The vehicle was not altered in any way for the attempt, although Kia did employ the service of so-called “hypermiling” specialist Wayne Gerdes, who already holds a number of world records for extreme energy-efficient driving. However, according to the company’s website, the car - which was unveiled at the Chicago Auto Show earlier this year - has a targeted efficiency of a still impressive 50mpg and a near 600-mile range.
At the heart of the car’s powertrain is a 1.6-litre GDI four-cylinder engine designed specifically for hybrid applications.
Outputting 104 horsepower, Kia claims that the new engine marks the first combination of the Atkinson Cycle, cooled exhaust gas recirculation (EGR), GDI and a long-stroke-narrow-bore specification to maximise efficiency to up to 50 mpg.
Efficiency and emissions are further improved via an exhaust heat recovery system, which speeds engine warm-up by routeing coolant to a heat exchanger in the exhaust system.
A 43 hp tractive motor is fitted between the engine and transmission and works in tandem with the gasoline engine to produce a robust 139 horsepower and 195 lb.-ft. of torque.
That power is transmitted through a newly developed, second-generation six-speed dual-clutch transmission (DCT), which not only boosts efficiency but is also plays a key role in the Niro’s driving experience. According to Kia, the transmission delivers smooth, quick shifts for a natural and spirited feel, which is in stark contrast to that of other hybrids equipped with continuously variable transmissions.

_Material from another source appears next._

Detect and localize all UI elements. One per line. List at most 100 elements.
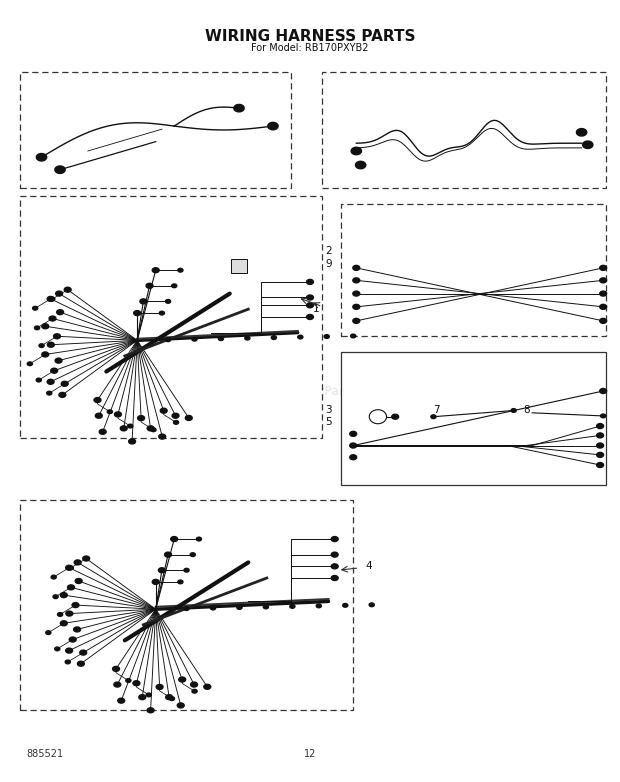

Electric energy and power for the whole system is provided by a compact and lightweight 1.56-kWh Lithium Ion Polymer battery located underneath the rear seat. Because the high-voltage battery is both power and energy dense, it is smaller and lighter than other hybrid batteries, and also allowed engineers to downsize the gasoline engine to further maximise fuel economy and reduce emissions.